Preuve du bon goût du volet Cinéma étranger des Oscars, c'est ce deuxième candidat au sésame qui se révèle la deuxième vraie bonne surprise de ce festival. Bullhead, pour un premier film, vise tout de suite haut, assez haut, et cette ambition est d'office louable. Les bonnes idées abondent, et quoiqu'orthodoxe, la mise en scène laisse peu de place à l'imperfection; tout y semble maîtrisé, du jeu de lumière ambiancé au rythme ciselé du montage.
Transposant les enjeux classiques du film de gangster dans sa Flandre natale, Roskam prouve que, même à l'heure de la mondialisation, une même activité peut avoir une indénombrable quantité d'application régionales. Ici, la seule truanderie organisée qu'on connaisse est celle du trafic d'hormones visant à rendre le bétail plus juteux, et plus rentables. Jacky est fils de fermier, et une petite frappe testostéronée au passé mystérieux. Quand un deal avec des trafiquants d'hormone se monte, il sent que quelque chose cloche. Grâce à une écriture méticuleuse, Roskam parvient à rendre intelligible et, surtout, crédible sa machinerie scénaristique. Les différentes sous-intrigues s'imbriquent de manière implacable -ce qui peut d'ailleurs accentuer le côté prévisible, parfois- et sans impression d'invraisemblance aucune. Malgré la multiplication des personnages et des enjeux, du héros à son ami d'enfance, de l'enquête policière à base d'écoutes téléphoniques et de rendez-vous avec indic -sous fond de film porno pour faire croire à une rencontre entre amants, délicieuse idée- à la petite cuisine des mafieux du terroir, on ne perd rien en clarté de lecture. Les film est, en outre, servi par une mise en scène classique mais imparable et une photographie nickel chrome qui accentue sans effet tape-à-l'œil la noirceur de l'ensemble.
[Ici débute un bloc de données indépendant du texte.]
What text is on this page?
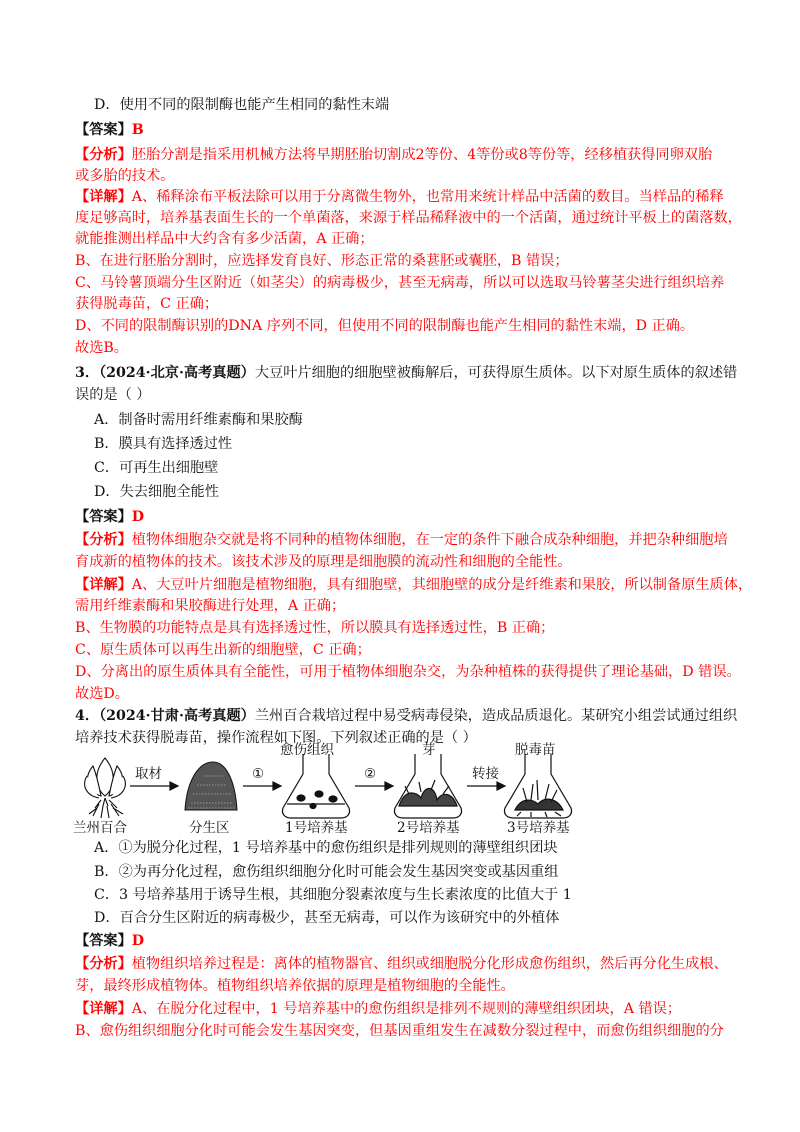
D．使用不同的限制酶也能产生相同的黏性末端
【答案】B
【分析】胚胎分割是指采用机械方法将早期胚胎切割成2等份、4等份或8等份等，经移植获得同卵双胎
或多胎的技术。
【详解】A、稀释涂布平板法除可以用于分离微生物外，也常用来统计样品中活菌的数目。当样品的稀释
度足够高时，培养基表面生长的一个单菌落，来源于样品稀释液中的一个活菌，通过统计平板上的菌落数，
就能推测出样品中大约含有多少活菌，A 正确；
B、在进行胚胎分割时，应选择发育良好、形态正常的桑葚胚或囊胚，B 错误；
C、马铃薯顶端分生区附近（如茎尖）的病毒极少，甚至无病毒，所以可以选取马铃薯茎尖进行组织培养
获得脱毒苗，C 正确；
D、不同的限制酶识别的DNA 序列不同，但使用不同的限制酶也能产生相同的黏性末端，D 正确。
故选B。
3．（2024·北京·高考真题）大豆叶片细胞的细胞壁被酶解后，可获得原生质体。以下对原生质体的叙述错
误的是（ ）
A．制备时需用纤维素酶和果胶酶
B．膜具有选择透过性
C．可再生出细胞壁
D．失去细胞全能性
【答案】D
【分析】植物体细胞杂交就是将不同种的植物体细胞，在一定的条件下融合成杂种细胞，并把杂种细胞培
育成新的植物体的技术。该技术涉及的原理是细胞膜的流动性和细胞的全能性。
【详解】A、大豆叶片细胞是植物细胞，具有细胞壁，其细胞壁的成分是纤维素和果胶，所以制备原生质体，
需用纤维素酶和果胶酶进行处理，A 正确；
B、生物膜的功能特点是具有选择透过性，所以膜具有选择透过性，B 正确；
C、原生质体可以再生出新的细胞壁，C 正确；
D、分离出的原生质体具有全能性，可用于植物体细胞杂交，为杂种植株的获得提供了理论基础，D 错误。
故选D。
4．（2024·甘肃·高考真题）兰州百合栽培过程中易受病毒侵染，造成品质退化。某研究小组尝试通过组织
培养技术获得脱毒苗，操作流程如下图。下列叙述正确的是（ ）
愈伤组织	芽	脱毒苗
取材	①	②	转接
兰州百合	分生区	1号培养基	2号培养基	3号培养基
A．①为脱分化过程，1 号培养基中的愈伤组织是排列规则的薄壁组织团块
B．②为再分化过程，愈伤组织细胞分化时可能会发生基因突变或基因重组
C．3 号培养基用于诱导生根，其细胞分裂素浓度与生长素浓度的比值大于 1
D．百合分生区附近的病毒极少，甚至无病毒，可以作为该研究中的外植体
【答案】D
【分析】植物组织培养过程是：离体的植物器官、组织或细胞脱分化形成愈伤组织，然后再分化生成根、
芽，最终形成植物体。植物组织培养依据的原理是植物细胞的全能性。
【详解】A、在脱分化过程中，1 号培养基中的愈伤组织是排列不规则的薄壁组织团块，A 错误；
B、愈伤组织细胞分化时可能会发生基因突变，但基因重组发生在减数分裂过程中，而愈伤组织细胞的分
D'une maturité impressionnante, pour un premier essai, donc. Mais pas seulement dans la forme. Car dans le fond, grâce à deux trouvailles judicieuses, Bullhead parvient à dégager des thématiques ambigus et complexes qui brassent plusieurs influences. Comme on l'a dit, en glissant le terrain vers la Flandres rurale, Roskam parvient à lui donner une crédibilité tangible: des détails quant à l'élevage du bétail aux rapports délétères entre wallons et flamands -un poil grossis par les jubilatoires garagistes de Liège, crétins fini tout droit sortis des films de Coen ou de Jarmusch, tout y passe. On est plongé dans ce film qu'on sent à la fois documenté et pétri d'influences auto-biographiques. Mais la véritable grande idée du film se tient dans la castration cruelle et sanglante du héros qui lui donne une identité forte tant sa frustration transpire au delà même de la moiteur de la salle de bain où on le voit en permanence se gaver d'hormones animales, faisant de lui le bœuf tout en musculature que son émasculation a forcé. Les troubles quant à son identité – sexuelle, existentielle, humaine- évoquent les enjeux troubles de Cronenberg et donnent au film cette substance ambigu qui manque à bien d'autres. Que ses doutes soient prétexte à des gags normatifs -la savoureuse première entrée dans la parfumerie, par exemple- ou à un questionnement plus profond -notamment la troublante scène finale qui va jusqu'à remettre en cause la nature humaine de ce héros bête de somme, sommé de tout repousser de la vigoureuse force de son crâne, ils donnent à l'ensemble du film un ton ébène, poli.
Maintenant en tous moments l'équilibre entre le fond et la forme, entre le questionnement le plus essentiel et les dérives absurdes et grinçantes, Bullhead est probablement le film le plus abouti de la compétition officielle. Ce qui est d'autant plus épatant qu'il s'agit d'un premier film après deux courts-métrage, de son réalisateur. Un peu moins quand on repense à l'excellence du cinéma belge et plus particulièrement flamand ces dernières années, peut être le seul à savoir aussi bien combiner une approche documentariste sensible et un sens de la dérision qui évite les lourdeurs, comme La Merditude des Choses.